Broadcast networks revamp lineup


Fans talk, ratings walk.

For network executives this season, the calculation involved in culling a revamped mid-season lineup seemed as simple as that. With the advent of Hulu, Netflix, DVR technology and readily available links to illegally stream shows online, the television industry’s cherished distribution model (“You’re going to sit through these commercials, and you’re going to like it!”) is on its way out. And that has networks worried.

That worry at the executive level translates to a simple dictum for shows’ audiences: Don’t get too attached. The learning curve for new shows is shorter than ever, allowing a show to “find its voice” is quickly becoming a luxury afforded to only the most high-profile debuts, or those with the most money sunk into their pilots.

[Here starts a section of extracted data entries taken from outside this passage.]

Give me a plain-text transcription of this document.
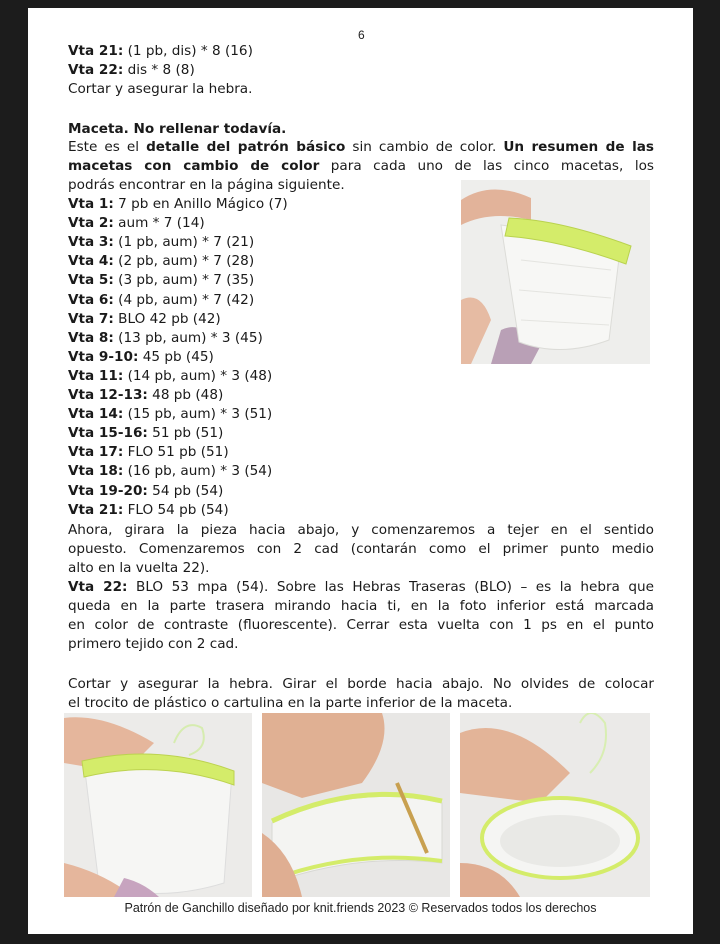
6
Vta 21: (1 pb, dis) * 8 (16)
Vta 22: dis * 8 (8)
Cortar y asegurar la hebra.
Maceta. No rellenar todavía.
Este es el detalle del patrón básico sin cambio de color. Un resumen de las
macetas con cambio de color para cada uno de las cinco macetas, los
podrás encontrar en la página siguiente.
Vta 1: 7 pb en Anillo Mágico (7)
Vta 2: aum * 7 (14)
Vta 3: (1 pb, aum) * 7 (21)
Vta 4: (2 pb, aum) * 7 (28)
Vta 5: (3 pb, aum) * 7 (35)
Vta 6: (4 pb, aum) * 7 (42)
Vta 7: BLO 42 pb (42)
Vta 8: (13 pb, aum) * 3 (45)
Vta 9-10: 45 pb (45)
Vta 11: (14 pb, aum) * 3 (48)
Vta 12-13: 48 pb (48)
Vta 14: (15 pb, aum) * 3 (51)
Vta 15-16: 51 pb (51)
Vta 17: FLO 51 pb (51)
Vta 18: (16 pb, aum) * 3 (54)
Vta 19-20: 54 pb (54)
Vta 21: FLO 54 pb (54)
Ahora, girara la pieza hacia abajo, y comenzaremos a tejer en el sentido
opuesto. Comenzaremos con 2 cad (contarán como el primer punto medio
alto en la vuelta 22).
Vta 22: BLO 53 mpa (54). Sobre las Hebras Traseras (BLO) – es la hebra que
queda en la parte trasera mirando hacia ti, en la foto inferior está marcada
en color de contraste (fluorescente). Cerrar esta vuelta con 1 ps en el punto
primero tejido con 2 cad.
Cortar y asegurar la hebra. Girar el borde hacia abajo. No olvides de colocar
el trocito de plástico o cartulina en la parte inferior de la maceta.
Patrón de Ganchillo diseñado por knit.friends 2023 © Reservados todos los derechos
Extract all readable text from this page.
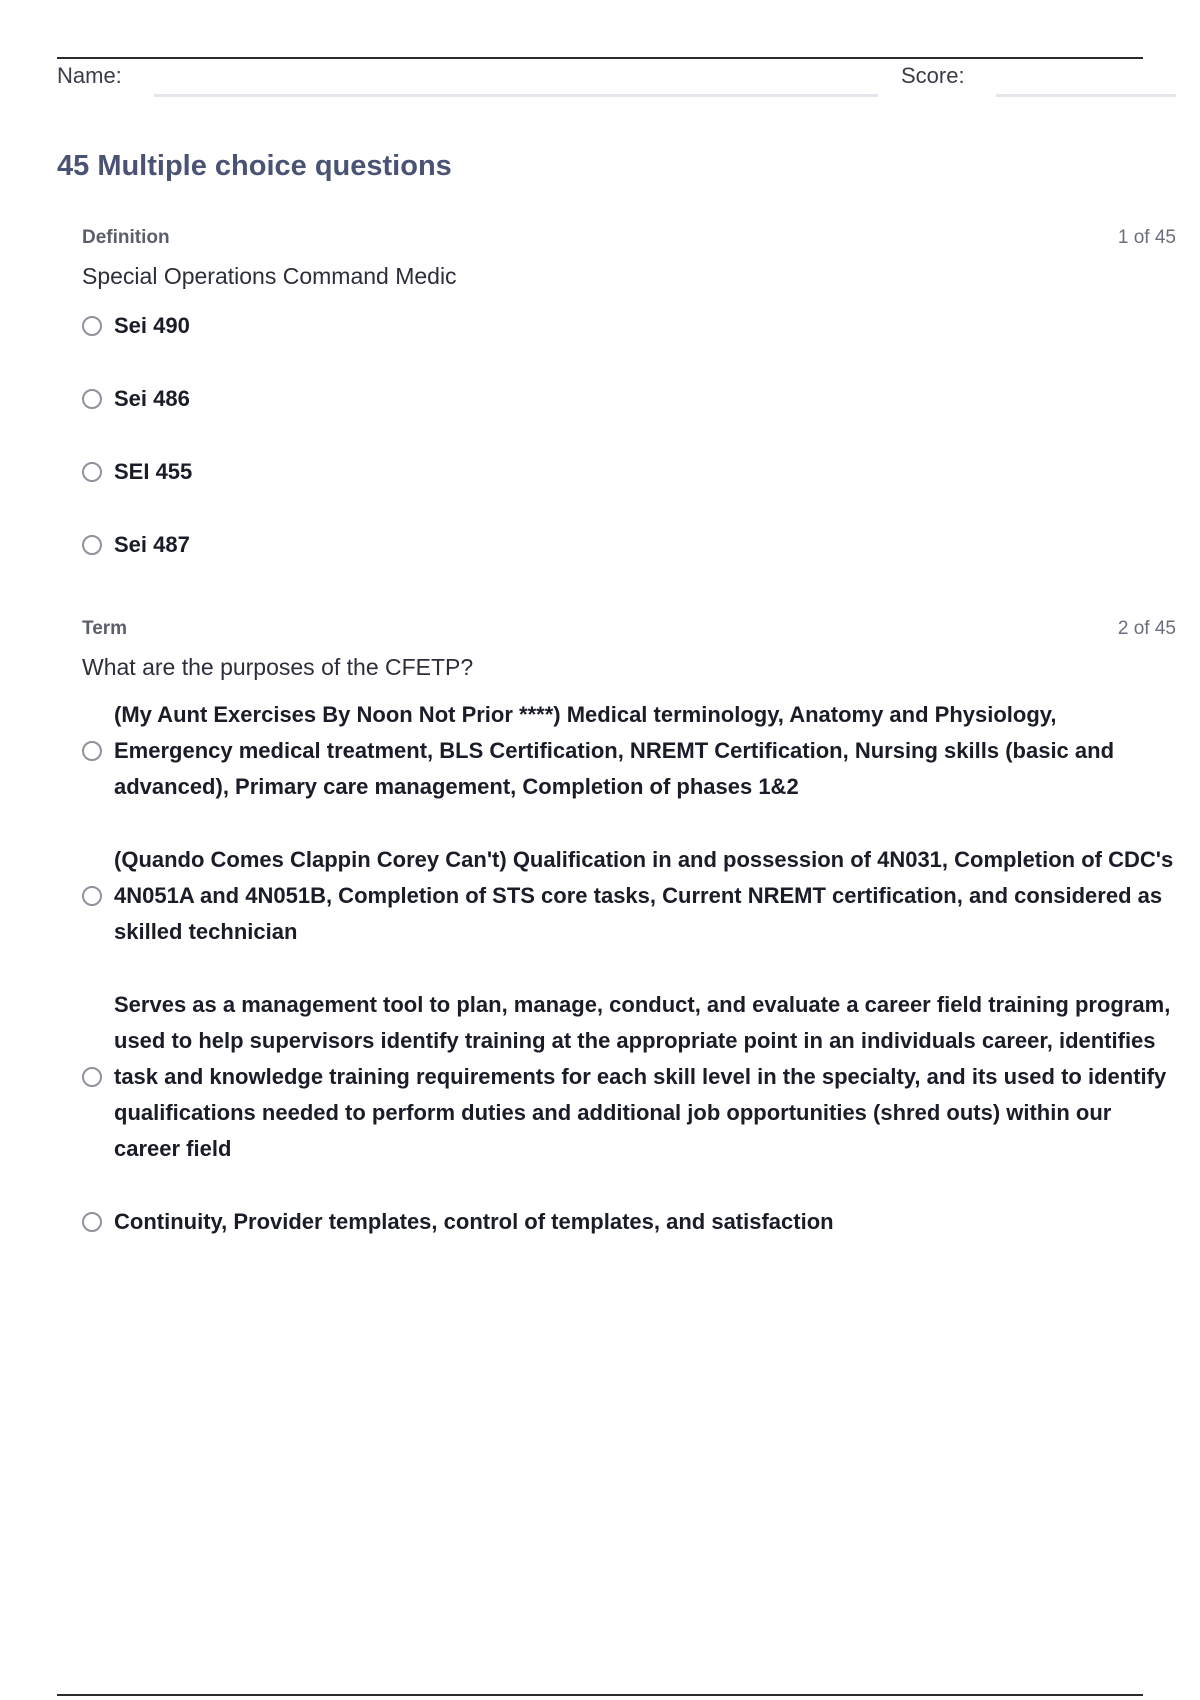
Name:	Score:
45 Multiple choice questions
Definition	1 of 45
Special Operations Command Medic
Sei 490
Sei 486
SEI 455
Sei 487
Term	2 of 45
What are the purposes of the CFETP?
(My Aunt Exercises By Noon Not Prior ****) Medical terminology, Anatomy and Physiology, Emergency medical treatment, BLS Certification, NREMT Certification, Nursing skills (basic and advanced), Primary care management, Completion of phases 1&2
(Quando Comes Clappin Corey Can't) Qualification in and possession of 4N031, Completion of CDC's 4N051A and 4N051B, Completion of STS core tasks, Current NREMT certification, and considered as skilled technician
Serves as a management tool to plan, manage, conduct, and evaluate a career field training program, used to help supervisors identify training at the appropriate point in an individuals career, identifies task and knowledge training requirements for each skill level in the specialty, and its used to identify qualifications needed to perform duties and additional job opportunities (shred outs) within our career field
Continuity, Provider templates, control of templates, and satisfaction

In the present climate of industry uncertainty and hard-to-define audience tastes, failing to post respectable ratings from the premiere and to hold on to solid numbers in the crucial episodes that follow is usually enough to sign a fledgling show’s death warrant.

Broadcast networks’ unending struggle to identify and to cater to the tastes of a mass market led to two of the most high-profile cancellations of the fall season.

In hopes of riding the wave of retro fever, set in motion by AMC’s awards show juggernaut Mad Men, NBC launched The Playboy Club.  The show missed the mark, and NBC pulled the plug after a catastrophically brief three-episode run.

ABC enjoyed comparatively greater success in capitalizing on audiences’ renewed fascination with the 1960s with the sleek aesthetic of Pan Am.  With the network’s dismal Charlie’s Angels reboot, however, ABC also ended up realizing that nostalgia alone was not a stand-in for real writing or acting. The show’s hasty cancellation appears to suggest that ABC learned its lesson.

At times during the slash-and-burn reshuffling that was the fall season, it seemed as if the better question come springtime would be which new shows would survive the winter hiatus.  Thankfully, there were at least a handful of programs that networks were reluctant to show the door.

For its part, NBC is bringing back two of its freshman comedies, Whitney and Up All Night, but the network will be trying out new nights and time slots for both. Suburgatory and Once Upon A Time, both in their first season, are returning this spring to ABC, and CBS’ widely touted fall releases 2 Broke Girls and A Gifted Man also have places in the network’s mid-season weeknight lineup.

As indicated by NBC’s death-grip on Whitney, networks are increasingly pinning their hopes on shows headed by strong female leads, often — although not always — of the bad girl ilk. ABC currently has two shows awaiting release: Don’t Trust the B—- in Apartment 23 and GCB (allegedly short for ‘Good Christian Belles,’ and not the other B-word), both predominantly filled by mean girls. Krysten Ritter in Apartment 23 verges on sociopathic, while Kristin Chenoweth and company in GCB are the clique-y, catty frenemies you knew from high school — just all grown up with implants and a Texas twang.

And Are You There, Chelsea?, a mid-season launch on NBC starring talk-show host Chelsea Handler, follows as closely in the footsteps of Whitney’s model as it can without being a reboot. FOX’s Zooey Deschanel vehicle, New Girl, had a strong showing in the fall and is definitely returning for the spring. Though the “simply adorkable” lead might not fit the mold, it’s still indicative of a trend toward embracing female leads.

FOX’s supernatural mystery Alcatraz (executive-produced by Lost creator J.J. Abrams) and ABC’s The River, a “found footage” thriller by Paranormal Activity director Oren Peli in the style of The Blair Witch Project, suggest a possible future for big-budget thrillers — if FOX isn’t still gun-shy from the less-than-astronomical success of Terra Nova this past fall.

Discouragingly, broadcast networks seem hell-bent on appealing to the lowest common denominator with some of their spring launches. Earlier this month, ABC unveiled a critically reviled “high-concept comedy” (their words, not mine) about two men, desperate to find work in the female-dominated salesforce, resorting to drag.  This came after the network already debuted one of the most gendered shows in recent memory: Last Man Standing, starring alpha male Tim Allen.

Intent on staying competitive in the race to the bottom, this Thursday CBS is premiering ¡Rob!, a show based on actor Rob Schneider’s real-life experiences marrying into a Mexican family. If I were to find out that writers are now being paid by the cringe instead of by the laugh, I wouldn’t be the least bit surprised.

But things aren’t all bad this spring. Steven Spielberg’s Smash looks to have tremendous entertainment value, and the fare on the premium networks promises to be better than ever.

So don’t cancel your cable or hurl your TV set out the window just yet. This spring has a lot of potential to advance the cause of the inexorable march toward a new golden age of television … or at least keep you entertained until Community comes back on the air.

 

Louis Lucero II is a senior majoring in environmental studies. His column “Small Screen, Big Picture” runs Tuesdays.